Everything looked terrific at the American Seafood stall in the Union Square Greenmarket on Wednesday, but, having no idea of what I would want to prepare that night after Barry and I returned from listening to Laura Poitras speaking at Artists Space, I decided to take two beautiful six-and-a-half ounce flounder fillets (I figured they would give me some creative elbow room). A few minutes later I saw the bunches of sorrel Jim had spread out on one of the Rogowski Farm tables. My dinner was now a plan. As I already had several kinds of boiling potatoes on hand, and a small amount of mixed kales, I was able to return home with an unusually light bag.
- flounder fillets from American Seafood, seasoned, dotted with butter, placed in a ceramic oven dish with a modest amount (1/4 cup for the two) of white wine poured over the top, placed in a 375º oven for 10 minutes, removed and placed on the plates, the juices added to a small pan containing about a fourth of a cup of very good Crème fraîche, which was then boiled quickly until slightly reduced, half of a bunch of shredded sorrel then added and stirred into it before it was spooned over the fish on the plates
- German Butterball potatoes from Norwich Meadows Farm (scrubbed but unpeeled), boiled, drained, halved, buttered, and added to the plate
- two kinds of kale (green and purple) from Tamarack Hollow Farm, wilted with olive oil in which thinly-sliced garlic from Migliorelli Farm had been heated
- the wine was a California white, Wente Riva Ranch Chardonnay Arroyo Seco Monterrey 2012
The second course was simply sections of a very ripe, luscious Bosc pear from Migliorelli Farm, with its bruised area cut off, served with small amounts of two cheeses, sheep milk Brebis Bleu from 3-Corner Field Farm, and goats milk Slyboro from Consider Bardwell Farm.

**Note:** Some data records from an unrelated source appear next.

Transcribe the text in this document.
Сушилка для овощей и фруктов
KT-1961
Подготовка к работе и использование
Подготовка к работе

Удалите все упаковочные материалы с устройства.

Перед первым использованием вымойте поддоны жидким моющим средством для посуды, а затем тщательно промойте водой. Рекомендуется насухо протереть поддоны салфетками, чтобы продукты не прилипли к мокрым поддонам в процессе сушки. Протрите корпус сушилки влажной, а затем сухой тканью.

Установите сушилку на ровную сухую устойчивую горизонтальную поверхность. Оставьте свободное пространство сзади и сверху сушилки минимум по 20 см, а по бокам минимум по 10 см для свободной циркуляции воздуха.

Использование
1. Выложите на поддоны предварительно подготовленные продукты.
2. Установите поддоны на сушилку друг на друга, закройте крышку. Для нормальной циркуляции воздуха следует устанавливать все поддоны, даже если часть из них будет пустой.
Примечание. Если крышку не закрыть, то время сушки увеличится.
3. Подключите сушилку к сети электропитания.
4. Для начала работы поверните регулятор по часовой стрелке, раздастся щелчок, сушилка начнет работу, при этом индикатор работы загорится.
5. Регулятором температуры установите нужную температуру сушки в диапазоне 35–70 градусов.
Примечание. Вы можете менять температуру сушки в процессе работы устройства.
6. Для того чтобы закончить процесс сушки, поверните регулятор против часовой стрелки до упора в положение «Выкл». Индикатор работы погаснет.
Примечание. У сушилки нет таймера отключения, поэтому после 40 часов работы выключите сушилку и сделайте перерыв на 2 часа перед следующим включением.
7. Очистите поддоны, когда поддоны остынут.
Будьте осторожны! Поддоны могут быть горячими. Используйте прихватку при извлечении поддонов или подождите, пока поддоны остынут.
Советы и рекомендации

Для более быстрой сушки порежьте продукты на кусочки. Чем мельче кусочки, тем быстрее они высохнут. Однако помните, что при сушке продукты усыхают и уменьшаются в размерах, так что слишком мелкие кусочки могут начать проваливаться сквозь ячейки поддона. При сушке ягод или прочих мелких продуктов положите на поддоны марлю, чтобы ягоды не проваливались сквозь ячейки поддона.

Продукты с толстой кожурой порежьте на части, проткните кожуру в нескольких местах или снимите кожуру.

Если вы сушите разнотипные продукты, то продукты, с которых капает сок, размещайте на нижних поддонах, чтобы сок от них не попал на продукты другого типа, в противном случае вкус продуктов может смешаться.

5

- we continued with the Wente Chardonnay with this course
While it’s possible I may still see some Bosc pears in the Greenmarket this winter, I was assured today by the farmers that I was enjoying the last of the both the sorrel and the kale. All of which makes me particularly happy that I still have half of Jim’s savory rumex acetosa, as well as an equally sweet-looking bunch of collard greens (apparently also the very last of the season), picked up at Rogowski Farm today as well.
Regarding the earlier part of the evening, being in that crowded room tonight with Laura was an enormous privilege, but it was also a powerful reminder of just how much this country has lost, primarily since 9/11.